If the last time you were at a planetarium was during your own class trip and think you know what these places are about, think again. “Comparing a planetarium from the 1980s to today is like comparing a TV from the ‘80s to a high-definition one now,” explains Jerry Vinski, president-elect of the Middle Atlantic Planetarium Society and director of the Planetarium at Raritan Valley Community College in Branchburg. New Jersey’s planetariums are now digital, computerized, and all-encompassing, thanks to full-dome video, which allows visitors to feel like they’re actually zooming through space.
While all the planetariums listed here are state-of-the-art facilities, some also offer laser light shows, a recorded show, live show, or both. There are shows based on age, and one geared toward kids with autism. See below for which one is best for your family. Check websites for schedules.
Alice and Leonard Dreyfuss Planetarium, Newark Museum
This planetarium underwent a major upgrade in 2010, making it a truly interactive theater. While the program schedule hasn’t been finalized, Extreme Planets (ages 10–adult), a show about exotic planets beyond our solar system, will likely be a part of it, as will shows for younger kids. Come back in the fall for the museum’s planetary science exhibit, “Great Balls of Fire: Comets, Asteroids & Meteors.” newarkmuseum.org/planetarium.html; 973-596-6529.
Longo Planetarium, County College of Morris
You’ll find only live shows—nothing prerecorded—here, so each experience is totally interactive, says Chris Fenwick, planetarium astronomer. This planetarium, too, underwent a major upgrade. Sadly, it’s closed this month, but visit in February for Valentine’s Day-themed space info. (There’s a heart-shaped crater on Mars?) Reservations recommended. ccm.edu/planetarium; 973 -328-5076.
New Jersey State Museum, Trenton
Traditional and laser light shows are available, with the latter focusing on how lasers work and are used in everyday life.
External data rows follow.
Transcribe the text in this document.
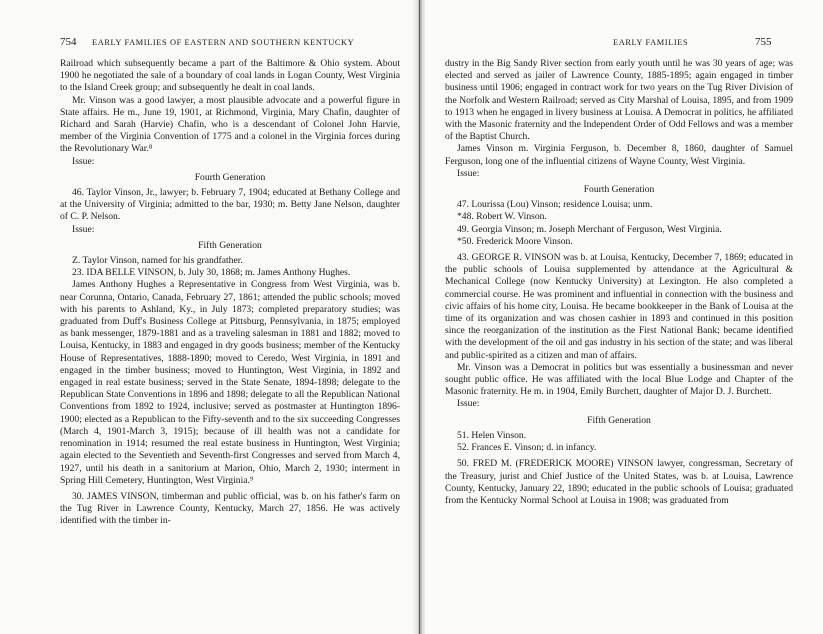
754 EARLY FAMILIES OF EASTERN AND SOUTHERN KENTUCKY

Railroad which subsequently became a part of the Baltimore & Ohio system. About 1900 he negotiated the sale of a boundary of coal lands in Logan County, West Virginia to the Island Creek group; and subsequently he dealt in coal lands.

Mr. Vinson was a good lawyer, a most plausible advocate and a powerful figure in State affairs. He m., June 19, 1901, at Richmond, Virginia, Mary Chafin, daughter of Richard and Sarah (Harvie) Chafin, who is a descendant of Colonel John Harvie, member of the Virginia Convention of 1775 and a colonel in the Virginia forces during the Revolutionary War.⁸

Issue:

Fourth Generation

46. Taylor Vinson, Jr., lawyer; b. February 7, 1904; educated at Bethany College and at the University of Virginia; admitted to the bar, 1930; m. Betty Jane Nelson, daughter of C. P. Nelson.

Issue:

Fifth Generation

Z. Taylor Vinson, named for his grandfather.

23. IDA BELLE VINSON, b. July 30, 1868; m. James Anthony Hughes.

James Anthony Hughes a Representative in Congress from West Virginia, was b. near Corunna, Ontario, Canada, February 27, 1861; attended the public schools; moved with his parents to Ashland, Ky., in July 1873; completed preparatory studies; was graduated from Duff's Business College at Pittsburg, Pennsylvania, in 1875; employed as bank messenger, 1879-1881 and as a traveling salesman in 1881 and 1882; moved to Louisa, Kentucky, in 1883 and engaged in dry goods business; member of the Kentucky House of Representatives, 1888-1890; moved to Ceredo, West Virginia, in 1891 and engaged in the timber business; moved to Huntington, West Virginia, in 1892 and engaged in real estate business; served in the State Senate, 1894-1898; delegate to the Republican State Conventions in 1896 and 1898; delegate to all the Republican National Conventions from 1892 to 1924, inclusive; served as postmaster at Huntington 1896-1900; elected as a Republican to the Fifty-seventh and to the six succeeding Congresses (March 4, 1901-March 3, 1915); because of ill health was not a candidate for renomination in 1914; resumed the real estate business in Huntington, West Virginia; again elected to the Seventieth and Seventh-first Congresses and served from March 4, 1927, until his death in a sanitorium at Marion, Ohio, March 2, 1930; interment in Spring Hill Cemetery, Huntington, West Virginia.⁹

30. JAMES VINSON, timberman and public official, was b. on his father's farm on the Tug River in Lawrence County, Kentucky, March 27, 1856. He was actively identified with the timber in-

EARLY FAMILIES	755

dustry in the Big Sandy River section from early youth until he was 30 years of age; was elected and served as jailer of Lawrence County, 1885-1895; again engaged in timber business until 1906; engaged in contract work for two years on the Tug River Division of the Norfolk and Western Railroad; served as City Marshal of Louisa, 1895, and from 1909 to 1913 when he engaged in livery business at Louisa. A Democrat in politics, he affiliated with the Masonic fraternity and the Independent Order of Odd Fellows and was a member of the Baptist Church.

James Vinson m. Virginia Ferguson, b. December 8, 1860, daughter of Samuel Ferguson, long one of the influential citizens of Wayne County, West Virginia.

Issue:

Fourth Generation

47. Lourissa (Lou) Vinson; residence Louisa; unm.

*48. Robert W. Vinson.

49. Georgia Vinson; m. Joseph Merchant of Ferguson, West Virginia.

*50. Frederick Moore Vinson.

43. GEORGE R. VINSON was b. at Louisa, Kentucky, December 7, 1869; educated in the public schools of Louisa supplemented by attendance at the Agricultural & Mechanical College (now Kentucky University) at Lexington. He also completed a commercial course. He was prominent and influential in connection with the business and civic affairs of his home city, Louisa. He became bookkeeper in the Bank of Louisa at the time of its organization and was chosen cashier in 1893 and continued in this position since the reorganization of the institution as the First National Bank; became identified with the development of the oil and gas industry in his section of the state; and was liberal and public-spirited as a citizen and man of affairs.

Mr. Vinson was a Democrat in politics but was essentially a businessman and never sought public office. He was affiliated with the local Blue Lodge and Chapter of the Masonic fraternity. He m. in 1904, Emily Burchett, daughter of Major D. J. Burchett.

Issue:

Fifth Generation

51. Helen Vinson.

52. Frances E. Vinson; d. in infancy.

50. FRED M. (FREDERICK MOORE) VINSON lawyer, congressman, Secretary of the Treasury, jurist and Chief Justice of the United States, was b. at Louisa, Lawrence County, Kentucky, January 22, 1890; educated in the public schools of Louisa; graduated from the Kentucky Normal School at Louisa in 1908; was graduated from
Sky shows include “One World, One Sky,” featuring Big Bird and friends, and “To Space and Back,” which talks about satellites (ages 5–adult). A live tour through the evening New Jersey sky follows. Closed on state holidays. nj.gov/state/museum; 609-292-6464.
Planetarium at Raritan Valley Community College, Branchburg
See an astronomy show and a laser concert on different themes set to music (e.g., “Laser Kids,” featuring songs like “Yellow Submarine,” and “New Jersey Rocks,” playing songs from Jersey-connected artists like Springsteen and Blondie). Astronomy shows include “Magic Tree House: Space Mission” (ages 5–adult), “Black Holes” (8–adult), and “The Sky Above,” a special show for children with autism. There’s also an observatory. raritanval.edu; 908-231-8805.
Renée Sagiv Riebling is a freelancer from central Jersey who is always on the lookout for family adventures.